Foi Jesus pré-encarnado, Filho de Deus, que entregou os Dez Mandamentos a Moisés, conforme declarou Estevão em seu sermão pentecostal, atestando serem eles palavras de vida (Atos 7:37-38). Precisamos de todos eles!
O que importa é ter os princípios introduzidos nos Dez Mandamentos impressos no coração pelo Espírito Santo (Jeremias 31:31-33; Hebreus 8:8-10). Para tanto, faremos uma reflexão desde a conclusão dos Dez Mandamentos para entender o todo:
A cobiça é desejo/anseio focado no lugar errado. É querer o que não é certo possuir. É o único imperativo que proíbe sentimentos profundos (anseios) da alma. O único mandamento que diz “NÃO” duas vezes. Ele é o auge/ápice/apoteose da Lei Moral; pois, é por causa da cobiça que…
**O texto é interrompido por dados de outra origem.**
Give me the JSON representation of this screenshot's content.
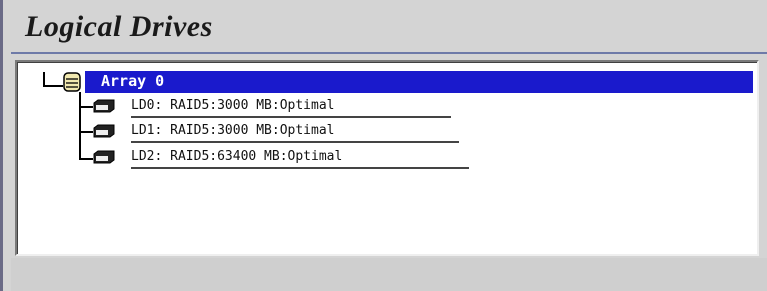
{
  "window": {
    "title": "Logical Drives"
  },
  "tree": {
    "array": {
      "label": "Array 0",
      "icon": "array-icon",
      "selected": true
    },
    "drives": [
      {
        "label": "LD0: RAID5:3000 MB:Optimal",
        "icon": "drive-icon"
      },
      {
        "label": "LD1: RAID5:3000 MB:Optimal",
        "icon": "drive-icon"
      },
      {
        "label": "LD2: RAID5:63400 MB:Optimal",
        "icon": "drive-icon"
      }
    ]
  },
  "colors": {
    "selection": "#1a1acc",
    "panel_background": "#ffffff",
    "window_background": "#d4d4d4"
  }
}
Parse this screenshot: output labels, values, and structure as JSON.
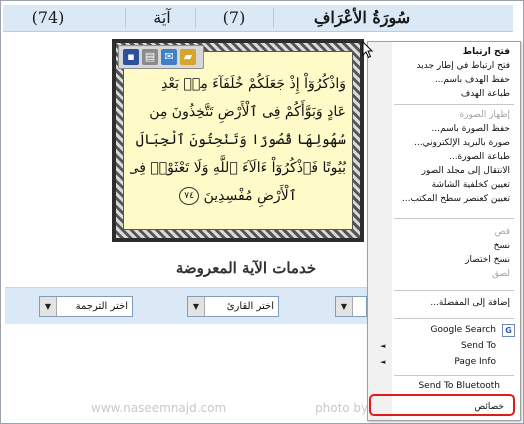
{
  "header": {
    "surah_title": "سُورَةُ الأعْرَافِ",
    "surah_number": "(7)",
    "ayah_label": "آيَة",
    "ayah_number": "(74)"
  },
  "verse": {
    "lines": [
      "وَاذْكُرُوٓاْ إِذْ جَعَلَكُمْ خُلَفَآءَ مِنۢ بَعْدِ",
      "عَادٍ وَبَوَّأَكُمْ فِى ٱلْأَرْضِ تَتَّخِذُونَ مِن",
      "سُهُولِهَا قُصُورًا وَتَنْحِتُونَ ٱلْجِبَالَ",
      "بُيُوتًا فَٱذْكُرُوٓاْ ءَالَآءَ ٱللَّهِ وَلَا تَعْثَوْا۟ فِى",
      "ٱلْأَرْضِ مُفْسِدِينَ"
    ],
    "ayah_marker": "٧٤"
  },
  "image_toolbar": {
    "icons": [
      "save-icon",
      "print-icon",
      "email-icon",
      "folder-icon"
    ]
  },
  "services": {
    "title": "خدمات الآية المعروضة",
    "select_reader": "اختر القارئ",
    "select_translation": "اختر الترجمة"
  },
  "watermark": {
    "left": "www.naseemnajd.com",
    "right": "photo by :naseemnajd"
  },
  "context_menu": {
    "items": [
      {
        "label": "فتح ارتباط",
        "enabled": true
      },
      {
        "label": "فتح ارتباط في إطار جديد",
        "enabled": true
      },
      {
        "label": "حفظ الهدف باسم...",
        "enabled": true
      },
      {
        "label": "طباعة الهدف",
        "enabled": true
      },
      {
        "label": "إظهار الصورة",
        "enabled": false
      },
      {
        "label": "حفظ الصورة باسم...",
        "enabled": true
      },
      {
        "label": "صورة بالبريد الإلكتروني...",
        "enabled": true
      },
      {
        "label": "طباعة الصورة...",
        "enabled": true
      },
      {
        "label": "الانتقال إلى مجلد الصور",
        "enabled": true
      },
      {
        "label": "تعيين كخلفية الشاشة",
        "enabled": true
      },
      {
        "label": "تعيين كعنصر سطح المكتب...",
        "enabled": true
      },
      {
        "label": "قص",
        "enabled": false
      },
      {
        "label": "نسخ",
        "enabled": true
      },
      {
        "label": "نسخ اختصار",
        "enabled": true
      },
      {
        "label": "لصق",
        "enabled": false
      },
      {
        "label": "إضافة إلى المفضلة...",
        "enabled": true
      },
      {
        "label": "Google Search",
        "enabled": true
      },
      {
        "label": "Send To",
        "enabled": true
      },
      {
        "label": "Page Info",
        "enabled": true
      },
      {
        "label": "Send To Bluetooth",
        "enabled": true
      },
      {
        "label": "خصائص",
        "enabled": true
      }
    ]
  },
  "colors": {
    "accent": "#dbe8f6",
    "highlight": "#e01b1b",
    "paper": "#fffbc9"
  }
}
1. Substituímos Deus por deuses falsos (v. 3);
2. Adoramos/veneramos/reverenciamos o que não devemos (vs. 4-6);
3. Desonramos o nome Divino (v. 7);
4. Ignoramos a santidade do sábado (vs. 8-11);
5. Proclamamos independência dos pais (v. 12);
6. Matamos (v. 13);
7. Adulteramos (v. 14);
8. Roubamos (v. 15);
9. Denegrimos o próximo (v. 16).
O cobiçoso rouba, adultera e mata; ambiciona o lugar de Deus e O destrona do coração; pisoteando, assim, nos primeiros mandamentos… (Leia atentamente Mateus 5, Jesus vai à raiz do problema).
O problema é o pecado enraizado no coração; desta forma, obediência sem o décimo mandamento seria fácil. Atenção: Apenas desejar, sem possuir a mulher e coisas do próximo, não seria pecado.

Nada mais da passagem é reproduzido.